На самом деле, люди, которые упорствуют в своих заблуждениях — мистики, потому что в глубине души они всегда знают, что метят далеко и умрут задолго до того, как их лик запечатлеет История, но они рвутся в будущее с мессианским стремлением, уверенные, что о них вспомнят и что в золотой век алкоголиков скажут: «Он был нашим предшественником», и что в день апогея Идиотизма им поставят памятник.

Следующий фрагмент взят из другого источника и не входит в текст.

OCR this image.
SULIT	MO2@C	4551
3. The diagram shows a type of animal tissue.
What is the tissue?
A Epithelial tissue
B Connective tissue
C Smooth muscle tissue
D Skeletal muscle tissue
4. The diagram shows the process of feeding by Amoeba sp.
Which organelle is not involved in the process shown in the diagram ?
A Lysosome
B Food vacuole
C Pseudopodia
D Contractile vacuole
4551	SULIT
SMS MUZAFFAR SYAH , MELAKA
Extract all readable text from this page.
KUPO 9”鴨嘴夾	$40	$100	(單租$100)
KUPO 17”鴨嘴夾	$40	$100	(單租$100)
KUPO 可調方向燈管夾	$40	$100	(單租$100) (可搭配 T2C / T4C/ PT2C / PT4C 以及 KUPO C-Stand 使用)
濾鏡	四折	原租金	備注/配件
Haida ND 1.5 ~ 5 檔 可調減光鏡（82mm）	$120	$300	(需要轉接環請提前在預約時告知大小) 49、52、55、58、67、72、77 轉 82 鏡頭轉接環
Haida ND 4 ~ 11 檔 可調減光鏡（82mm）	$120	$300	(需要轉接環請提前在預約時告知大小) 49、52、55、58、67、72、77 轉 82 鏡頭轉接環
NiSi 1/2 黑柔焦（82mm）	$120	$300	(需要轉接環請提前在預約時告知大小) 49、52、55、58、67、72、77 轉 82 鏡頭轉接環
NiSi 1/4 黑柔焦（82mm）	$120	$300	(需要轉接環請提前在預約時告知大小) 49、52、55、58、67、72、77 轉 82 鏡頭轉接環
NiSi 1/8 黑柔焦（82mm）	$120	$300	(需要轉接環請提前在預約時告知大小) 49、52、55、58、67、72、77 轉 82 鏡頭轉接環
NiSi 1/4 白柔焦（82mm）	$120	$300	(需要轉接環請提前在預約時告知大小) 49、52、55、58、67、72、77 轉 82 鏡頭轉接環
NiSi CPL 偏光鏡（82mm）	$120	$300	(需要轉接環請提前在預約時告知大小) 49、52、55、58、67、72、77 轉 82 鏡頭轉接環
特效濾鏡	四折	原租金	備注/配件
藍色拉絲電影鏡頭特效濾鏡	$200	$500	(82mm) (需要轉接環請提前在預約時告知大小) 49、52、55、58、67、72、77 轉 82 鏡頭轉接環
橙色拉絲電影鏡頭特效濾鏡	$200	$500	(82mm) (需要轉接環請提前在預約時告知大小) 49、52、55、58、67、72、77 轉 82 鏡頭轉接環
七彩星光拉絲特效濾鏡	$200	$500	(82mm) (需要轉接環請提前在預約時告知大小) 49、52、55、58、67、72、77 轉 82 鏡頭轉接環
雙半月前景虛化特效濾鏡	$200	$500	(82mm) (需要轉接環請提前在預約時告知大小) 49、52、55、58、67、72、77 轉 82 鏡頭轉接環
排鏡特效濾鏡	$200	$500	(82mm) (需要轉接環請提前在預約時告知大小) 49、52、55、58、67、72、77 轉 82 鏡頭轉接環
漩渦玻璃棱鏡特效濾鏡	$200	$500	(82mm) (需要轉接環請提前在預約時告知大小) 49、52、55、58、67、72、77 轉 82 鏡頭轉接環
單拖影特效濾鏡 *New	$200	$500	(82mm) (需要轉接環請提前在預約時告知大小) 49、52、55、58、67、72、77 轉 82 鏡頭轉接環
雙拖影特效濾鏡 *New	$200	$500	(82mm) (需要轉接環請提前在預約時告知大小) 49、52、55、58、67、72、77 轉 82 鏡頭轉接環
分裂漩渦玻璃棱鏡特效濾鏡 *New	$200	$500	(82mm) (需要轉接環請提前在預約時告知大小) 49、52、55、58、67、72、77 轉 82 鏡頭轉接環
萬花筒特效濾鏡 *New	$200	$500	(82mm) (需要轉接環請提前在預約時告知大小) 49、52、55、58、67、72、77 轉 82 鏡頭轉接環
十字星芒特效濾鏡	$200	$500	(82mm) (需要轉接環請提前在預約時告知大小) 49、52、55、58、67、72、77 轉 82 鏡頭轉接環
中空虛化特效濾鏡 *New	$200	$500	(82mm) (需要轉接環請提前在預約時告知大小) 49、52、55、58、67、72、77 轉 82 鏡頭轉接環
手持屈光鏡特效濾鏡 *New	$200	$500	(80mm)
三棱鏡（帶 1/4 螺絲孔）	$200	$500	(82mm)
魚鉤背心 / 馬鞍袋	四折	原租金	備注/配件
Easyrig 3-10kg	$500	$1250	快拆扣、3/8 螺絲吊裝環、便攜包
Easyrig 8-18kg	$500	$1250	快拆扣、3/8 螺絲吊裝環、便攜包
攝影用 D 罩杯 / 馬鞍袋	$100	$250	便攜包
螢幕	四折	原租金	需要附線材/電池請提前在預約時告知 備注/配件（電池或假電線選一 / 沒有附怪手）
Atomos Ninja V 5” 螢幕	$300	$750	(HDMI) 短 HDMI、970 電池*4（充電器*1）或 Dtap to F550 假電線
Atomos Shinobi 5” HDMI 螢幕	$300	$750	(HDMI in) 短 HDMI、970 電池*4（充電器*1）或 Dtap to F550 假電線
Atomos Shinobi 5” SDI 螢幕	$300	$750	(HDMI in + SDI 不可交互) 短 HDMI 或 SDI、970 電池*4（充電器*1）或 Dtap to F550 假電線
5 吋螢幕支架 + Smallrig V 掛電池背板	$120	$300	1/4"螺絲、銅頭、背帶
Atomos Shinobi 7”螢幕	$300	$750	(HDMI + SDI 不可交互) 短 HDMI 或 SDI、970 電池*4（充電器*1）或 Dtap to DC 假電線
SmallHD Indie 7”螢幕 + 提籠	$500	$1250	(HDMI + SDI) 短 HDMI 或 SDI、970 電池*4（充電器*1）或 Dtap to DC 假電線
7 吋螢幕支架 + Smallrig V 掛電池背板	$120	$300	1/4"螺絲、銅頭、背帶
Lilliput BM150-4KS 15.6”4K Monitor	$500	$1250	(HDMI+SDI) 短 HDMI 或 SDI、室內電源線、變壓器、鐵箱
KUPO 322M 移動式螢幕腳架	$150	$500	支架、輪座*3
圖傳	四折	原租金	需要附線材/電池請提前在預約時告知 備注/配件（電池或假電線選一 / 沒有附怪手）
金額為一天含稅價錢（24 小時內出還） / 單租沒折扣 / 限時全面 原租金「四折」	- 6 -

Итак, в марте 1975 года я знала, что ошибаюсь. И поскольку во мне было достаточно веры, чтобы быть настоящей дурочкой, то есть иметь чувство чести, я решила унизить себя:

— Больше я не буду притворяться. Или буду, но ты будешь знать, что это неправда.

Тут я зашла слишком далеко.

Должно быть, Елена решила, что это уже не смешно. И она сказала с убийственным равнодушием, которое угадывалось в её взгляде:

— Это всё, что я хотела знать.

Она развернулась и медленно ушла, едва касаясь ножками грязи.